Horton and the Kwuggerbug and More Lost Stories is an anthology of children's stories written and illustrated by Dr. Seuss, published posthumously by Random House in 2014.

==Background==
The four stories in this book were originally published as installments of a monthly column that Dr. Seuss wrote for Redbook during the 1950s. Dr. Seuss died in 1991, but the stories were later rediscovered by Seuss scholar Charles D. Cohen.

==Plots==
The four stories included in the book are as follows:
- "Horton and the Kwuggerbug": A Kwuggerbug lands on Horton the Elephant's trunk and asks him to take him to his beezlenut tree, which Horton agrees to since when they get there the bug promises that Horton will get half the nuts. The journey to the beezlenut tree is quite hazardous, and Horton falls upon such hardships as swimming across a large crocodile infested river and climbing a large and rocky mountain, while the Kwuggerbug takes advantage of Horton's good nature. In the end, the Kwuggerbug tries to double-cross Horton, but a well-timed sneeze makes things more even.
- "Marco Comes Late": Marco from And to Think That I Saw It on Mulberry Street explains to his teacher, Miss Block, why he was late for school. His explanation involves a bird who landed on his books and laid an egg there, and various animals who argue over whether he should protect the egg or get to school on time. In the end, the teacher (understandably) sees through the tall tale for the morsel of truth.

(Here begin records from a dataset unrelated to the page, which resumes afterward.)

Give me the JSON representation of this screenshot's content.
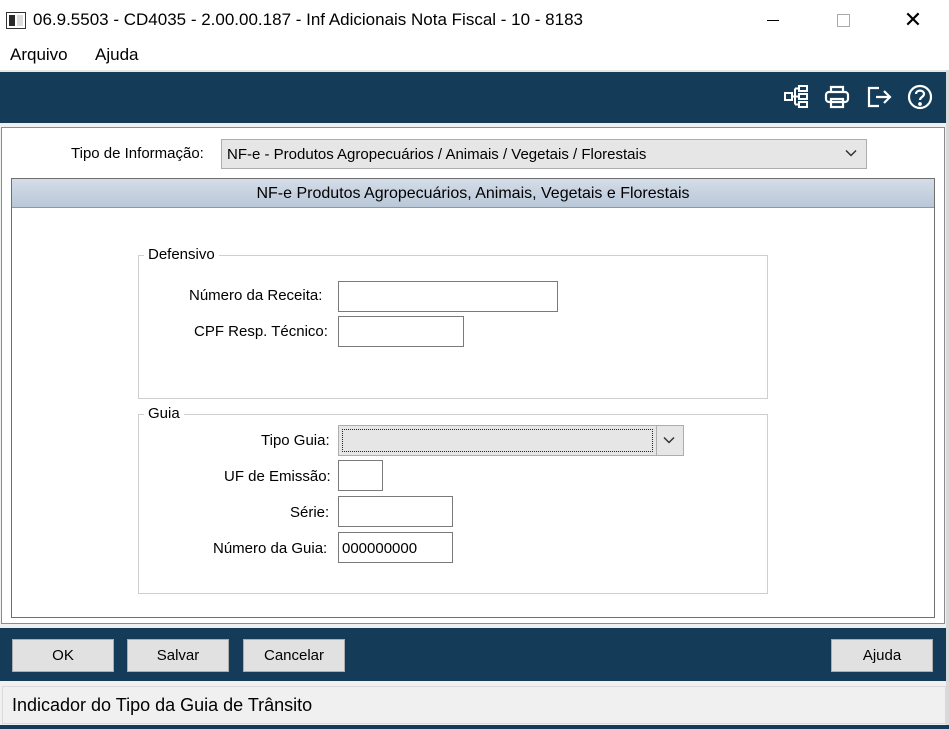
{
  "window": {
    "title": "06.9.5503 - CD4035 - 2.00.00.187 - Inf Adicionais Nota Fiscal - 10 - 8183",
    "close_glyph": "✕"
  },
  "menu": {
    "arquivo": "Arquivo",
    "ajuda": "Ajuda"
  },
  "toolbar": {
    "icons": [
      "tree-icon",
      "print-icon",
      "exit-icon",
      "help-icon"
    ],
    "color": "#143b57"
  },
  "form": {
    "tipo_informacao_label": "Tipo de Informação:",
    "tipo_informacao_value": "NF-e - Produtos Agropecuários / Animais / Vegetais / Florestais",
    "panel_title": "NF-e  Produtos Agropecuários, Animais, Vegetais e Florestais",
    "defensivo": {
      "legend": "Defensivo",
      "numero_receita_label": "Número da Receita:",
      "numero_receita_value": "",
      "cpf_label": "CPF Resp. Técnico:",
      "cpf_value": ""
    },
    "guia": {
      "legend": "Guia",
      "tipo_guia_label": "Tipo Guia:",
      "tipo_guia_value": "",
      "uf_label": "UF de Emissão:",
      "uf_value": "",
      "serie_label": "Série:",
      "serie_value": "",
      "numero_guia_label": "Número da Guia:",
      "numero_guia_value": "000000000"
    }
  },
  "buttons": {
    "ok": "OK",
    "salvar": "Salvar",
    "cancelar": "Cancelar",
    "ajuda": "Ajuda"
  },
  "status": {
    "text": "Indicador do Tipo da Guia de Trânsito"
  }
}
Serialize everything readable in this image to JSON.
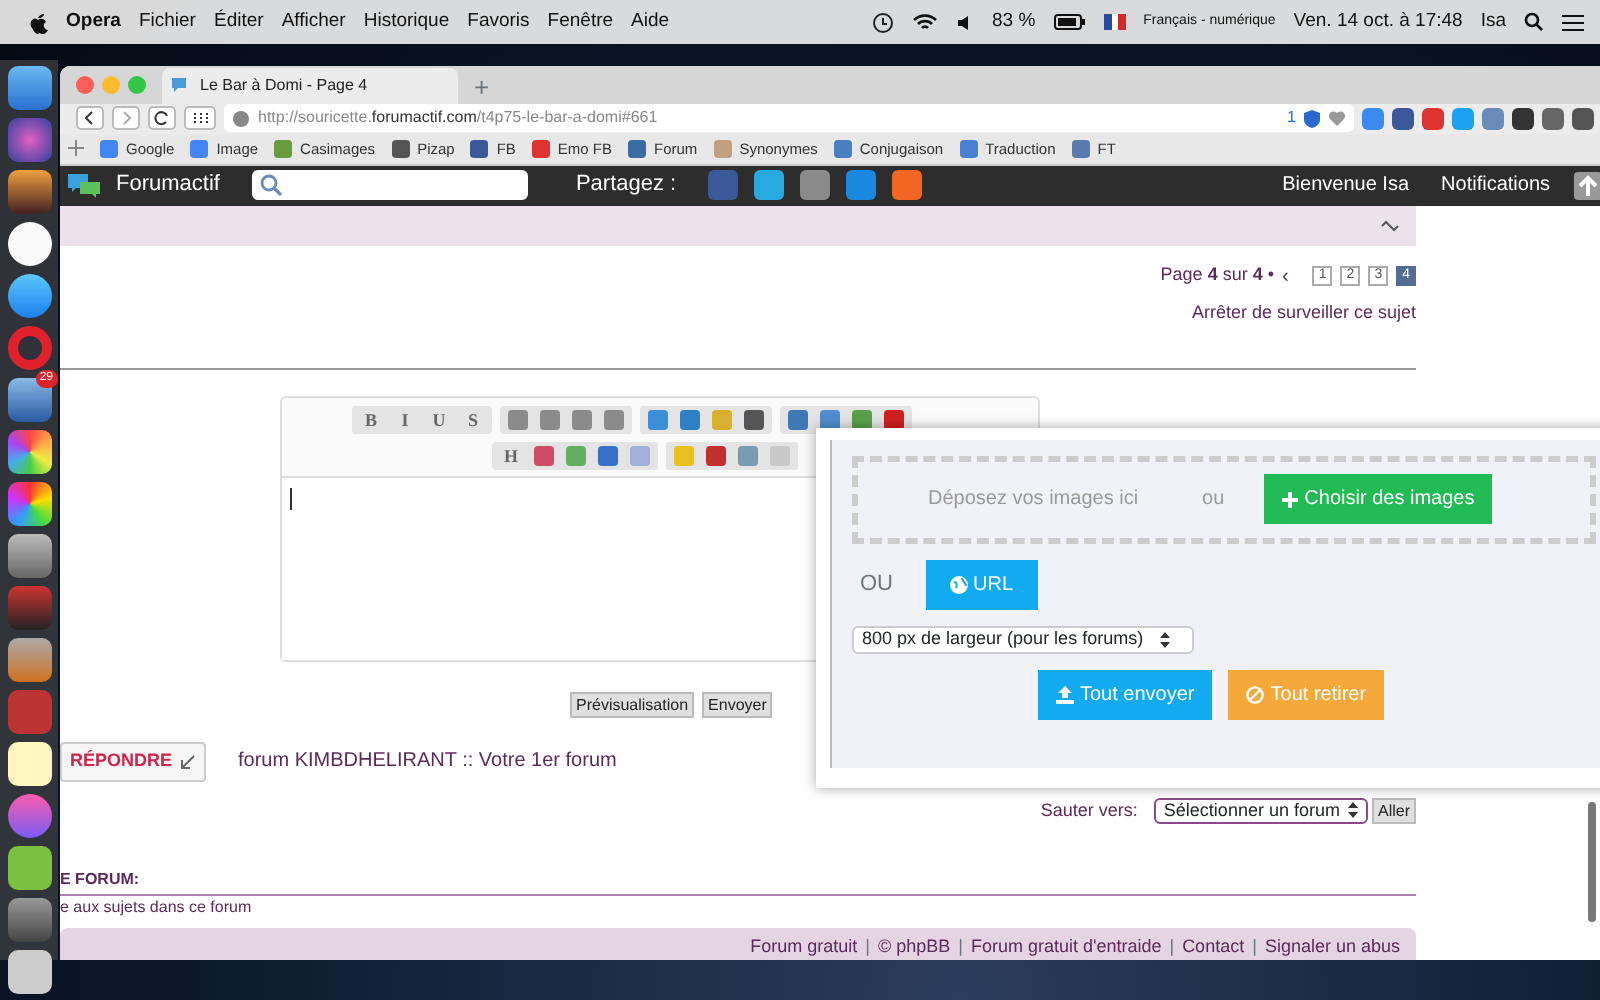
{
  "menubar": {
    "app": "Opera",
    "menus": [
      "Fichier",
      "Éditer",
      "Afficher",
      "Historique",
      "Favoris",
      "Fenêtre",
      "Aide"
    ],
    "battery": "83 %",
    "input_source": "Français - numérique",
    "clock": "Ven. 14 oct. à 17:48",
    "user": "Isa"
  },
  "dock": {
    "badge": "29"
  },
  "browser": {
    "tab": {
      "title": "Le Bar à Domi - Page 4",
      "new_tab": "+"
    },
    "url": "http://souricette.**forumactif.com**/t4p75-le-bar-a-domi#661",
    "shield_count": "1",
    "bookmarks": [
      "Google",
      "Image",
      "Casimages",
      "Pizap",
      "FB",
      "Emo FB",
      "Forum",
      "Synonymes",
      "Conjugaison",
      "Traduction",
      "FT"
    ]
  },
  "forum_nav": {
    "brand": "Forumactif",
    "share_label": "Partagez :",
    "welcome": "Bienvenue Isa",
    "notifications": "Notifications"
  },
  "pagination": {
    "label": "Page **4** sur **4** •",
    "prev": "‹",
    "pages": [
      {
        "label": "1",
        "selected": false
      },
      {
        "label": "2",
        "selected": false
      },
      {
        "label": "3",
        "selected": false
      },
      {
        "label": "4",
        "selected": true
      }
    ]
  },
  "watch_link": "Arrêter de surveiller ce sujet",
  "editor": {
    "toolbar": [
      [
        [
          {
            "kind": "text",
            "label": "B"
          },
          {
            "kind": "text",
            "label": "I"
          },
          {
            "kind": "text",
            "label": "U"
          },
          {
            "kind": "text",
            "label": "S"
          }
        ],
        [
          {
            "kind": "icon",
            "color": "#8a8a8a"
          },
          {
            "kind": "icon",
            "color": "#8a8a8a"
          },
          {
            "kind": "icon",
            "color": "#8a8a8a"
          },
          {
            "kind": "icon",
            "color": "#8a8a8a"
          }
        ],
        [
          {
            "kind": "icon",
            "color": "#3b8fd6"
          },
          {
            "kind": "icon",
            "color": "#2f7fc4"
          },
          {
            "kind": "icon",
            "color": "#d8b030"
          },
          {
            "kind": "icon",
            "color": "#555555"
          }
        ],
        [
          {
            "kind": "icon",
            "color": "#3f79b5"
          },
          {
            "kind": "icon",
            "color": "#4f8fcf"
          },
          {
            "kind": "icon",
            "color": "#5aa04a"
          },
          {
            "kind": "icon",
            "color": "#d02020"
          }
        ]
      ],
      [
        [
          {
            "kind": "text",
            "label": "H"
          },
          {
            "kind": "icon",
            "color": "#d04a6a"
          },
          {
            "kind": "icon",
            "color": "#60b060"
          },
          {
            "kind": "icon",
            "color": "#3a6fc8"
          },
          {
            "kind": "icon",
            "color": "#a0b0d8"
          }
        ],
        [
          {
            "kind": "icon",
            "color": "#e8c020"
          },
          {
            "kind": "icon",
            "color": "#c03030"
          },
          {
            "kind": "icon",
            "color": "#7a9ab0"
          },
          {
            "kind": "icon",
            "color": "#c8c8c8"
          }
        ]
      ]
    ],
    "buttons": [
      "Prévisualisation",
      "Envoyer"
    ]
  },
  "reply_button": "RÉPONDRE",
  "breadcrumb": "forum KIMBDHELIRANT :: Votre 1er forum",
  "jump": {
    "label": "Sauter vers:",
    "select": "Sélectionner un forum",
    "go": "Aller"
  },
  "section": {
    "title": "E FORUM:",
    "text": "e aux sujets dans ce forum"
  },
  "footer": [
    {
      "kind": "link",
      "text": "Forum gratuit"
    },
    {
      "kind": "sep",
      "text": "|"
    },
    {
      "kind": "link",
      "text": "© phpBB"
    },
    {
      "kind": "sep",
      "text": "|"
    },
    {
      "kind": "link",
      "text": "Forum gratuit d'entraide"
    },
    {
      "kind": "sep",
      "text": "|"
    },
    {
      "kind": "link",
      "text": "Contact"
    },
    {
      "kind": "sep",
      "text": "|"
    },
    {
      "kind": "link",
      "text": "Signaler un abus"
    }
  ],
  "upload": {
    "drop": "Déposez vos images ici",
    "or_drop": "ou",
    "choose": "Choisir des images",
    "or_url": "OU",
    "url": "URL",
    "size": "800 px de largeur (pour les forums)",
    "send_all": "Tout envoyer",
    "remove_all": "Tout retirer"
  }
}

- "How Officer Pat Saved the Whole Town": Officer Pat sees a gnat about to disturb a cat and realizes this could be the start of a string of disasters that could obliterate the town. He intervenes and the town is saved.

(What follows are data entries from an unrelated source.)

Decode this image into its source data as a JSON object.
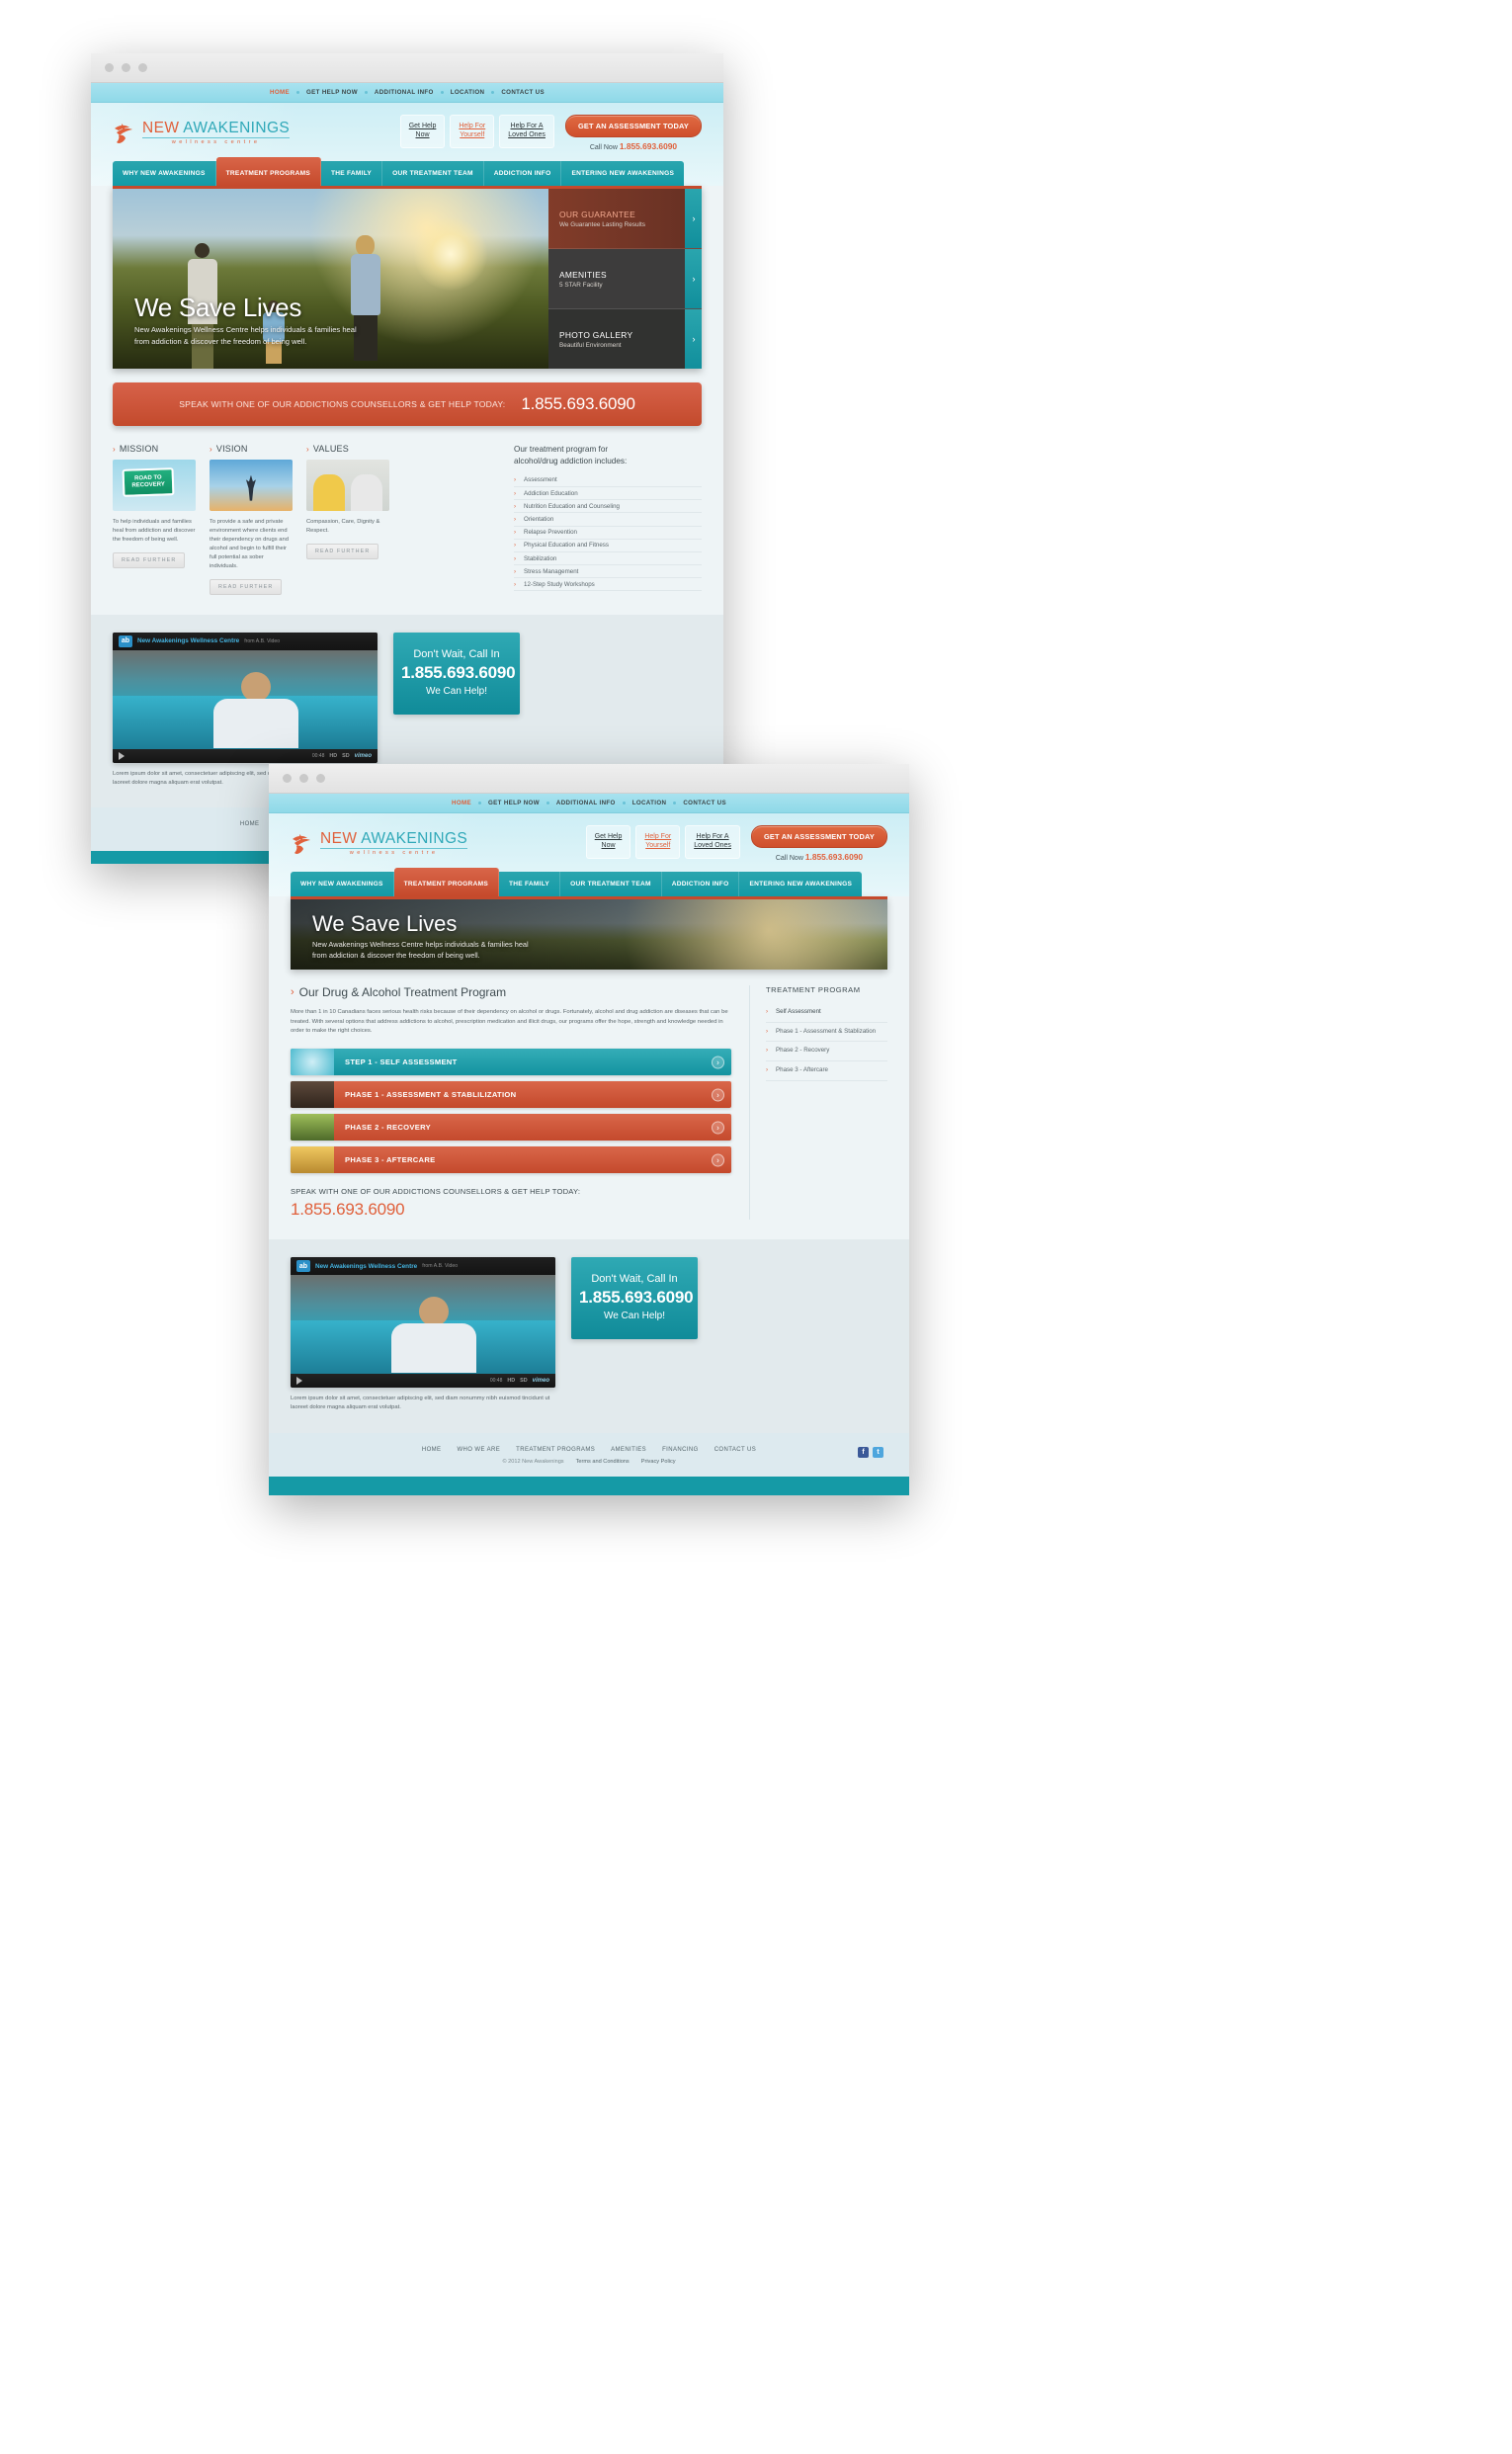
{
  "brand": {
    "logo_word_1": "NEW",
    "logo_word_2": "AWAKENINGS",
    "logo_tagline": "wellness centre",
    "accent_orange": "#e0603b",
    "accent_teal": "#2fa8b8",
    "band_red": "#c54a2c"
  },
  "utility_nav": {
    "items": [
      {
        "label": "HOME",
        "active": true
      },
      {
        "label": "GET HELP NOW",
        "active": false
      },
      {
        "label": "ADDITIONAL INFO",
        "active": false
      },
      {
        "label": "LOCATION",
        "active": false
      },
      {
        "label": "CONTACT US",
        "active": false
      }
    ]
  },
  "header": {
    "pill_1_line1": "Get Help",
    "pill_1_line2": "Now",
    "pill_2_line1": "Help For",
    "pill_2_line2": "Yourself",
    "pill_3_line1": "Help For A",
    "pill_3_line2": "Loved Ones",
    "cta_label": "GET AN ASSESSMENT TODAY",
    "call_now_label": "Call Now",
    "call_now_number": "1.855.693.6090"
  },
  "main_nav": {
    "items": [
      {
        "label": "WHY NEW AWAKENINGS",
        "active": false
      },
      {
        "label": "TREATMENT PROGRAMS",
        "active": true
      },
      {
        "label": "THE FAMILY",
        "active": false
      },
      {
        "label": "OUR TREATMENT TEAM",
        "active": false
      },
      {
        "label": "ADDICTION INFO",
        "active": false
      },
      {
        "label": "ENTERING NEW AWAKENINGS",
        "active": false
      }
    ]
  },
  "home": {
    "hero": {
      "title": "We Save Lives",
      "subtitle_line1": "New Awakenings Wellness Centre helps individuals & families heal",
      "subtitle_line2": "from addiction & discover the freedom of being well.",
      "panels": [
        {
          "title": "OUR GUARANTEE",
          "subtitle": "We Guarantee Lasting Results"
        },
        {
          "title": "AMENITIES",
          "subtitle": "5 STAR Facility"
        },
        {
          "title": "PHOTO GALLERY",
          "subtitle": "Beautiful Environment"
        }
      ]
    },
    "phone_band": {
      "label": "SPEAK WITH ONE OF OUR ADDICTIONS COUNSELLORS & GET HELP TODAY:",
      "number": "1.855.693.6090"
    },
    "columns": [
      {
        "heading": "MISSION",
        "image": "road-to-recovery-sign",
        "sign_line1": "ROAD TO",
        "sign_line2": "RECOVERY",
        "body": "To help individuals and families heal from addiction and discover the freedom of being well.",
        "button": "READ  FURTHER"
      },
      {
        "heading": "VISION",
        "image": "person-arms-raised-sky",
        "body": "To provide a safe and private environment where clients end their dependency on drugs and alcohol and begin to fulfill their full potential as sober individuals.",
        "button": "READ  FURTHER"
      },
      {
        "heading": "VALUES",
        "image": "two-men-smiling",
        "body": "Compassion, Care, Dignity & Respect.",
        "button": "READ  FURTHER"
      }
    ],
    "includes": {
      "heading_line1": "Our treatment program for",
      "heading_line2": "alcohol/drug addiction includes:",
      "items": [
        "Assessment",
        "Addiction Education",
        "Nutrition Education and Counseling",
        "Orientation",
        "Relapse Prevention",
        "Physical Education and Fitness",
        "Stabilization",
        "Stress Management",
        "12-Step Study Workshops"
      ]
    }
  },
  "treatment": {
    "hero": {
      "title": "We Save Lives",
      "subtitle_line1": "New Awakenings Wellness Centre helps individuals & families heal",
      "subtitle_line2": "from addiction & discover the freedom of being well."
    },
    "page_title": "Our Drug & Alcohol Treatment Program",
    "intro": "More than 1 in 10 Canadians faces serious health risks because of their dependency on alcohol or drugs. Fortunately, alcohol and drug addiction are diseases that can be treated. With several options that address addictions to alcohol, prescription medication and illicit drugs, our programs offer the hope, strength and knowledge needed in order to make the right choices.",
    "steps": [
      {
        "label": "STEP 1 - SELF ASSESSMENT",
        "style": "teal"
      },
      {
        "label": "PHASE 1 - ASSESSMENT & STABLILIZATION",
        "style": "red"
      },
      {
        "label": "PHASE 2 - RECOVERY",
        "style": "red"
      },
      {
        "label": "PHASE 3 - AFTERCARE",
        "style": "red"
      }
    ],
    "speak": {
      "label": "SPEAK WITH ONE OF OUR ADDICTIONS COUNSELLORS & GET HELP TODAY:",
      "number": "1.855.693.6090"
    },
    "sidebar": {
      "heading": "TREATMENT PROGRAM",
      "items": [
        {
          "label": "Self Assessment",
          "active": true
        },
        {
          "label": "Phase 1 - Assessment & Stablization",
          "active": false
        },
        {
          "label": "Phase 2 - Recovery",
          "active": false
        },
        {
          "label": "Phase 3 - Aftercare",
          "active": false
        }
      ]
    }
  },
  "video": {
    "badge": "ab",
    "title": "New Awakenings Wellness Centre",
    "subtitle": "from A.B. Video",
    "time": "00:48",
    "quality_hd": "HD",
    "quality_sd": "SD",
    "provider": "vimeo",
    "caption": "Lorem ipsum dolor sit amet, consectetuer adipiscing elit, sed diam nonummy nibh euismod tincidunt ut laoreet dolore magna aliquam erat volutpat."
  },
  "help_box": {
    "line1": "Don't Wait, Call In",
    "line2": "1.855.693.6090",
    "line3": "We Can Help!"
  },
  "footer": {
    "links": [
      "HOME",
      "WHO WE ARE",
      "TREATMENT PROGRAMS",
      "AMENITIES",
      "FINANCING",
      "CONTACT US"
    ],
    "copyright": "© 2012 New Awakenings",
    "terms": "Terms and Conditions",
    "privacy": "Privacy Policy",
    "social": [
      "f",
      "t"
    ]
  }
}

- "The Hoobub and the Grinch": A very short story in which a con-artist (named the Grinch, but having virtually no resemblance to the curmudgeon later featured in How the Grinch Stole Christmas!) convinces a Hoobub that a piece of green string is better than the sun.

==Reception==
Michael Taube of The Washington Times was enthusiastic about the book: "If you loved Dr. Seuss as a child (and as an adult), these little-known stories will bring back many fond memories". The reviewer for Publishers Weekly was more critical: "By no means gems, these archives suggest how Geisel tinkered with characters, developed his signature tetrameter, and commented on ethical issues, circa 1950".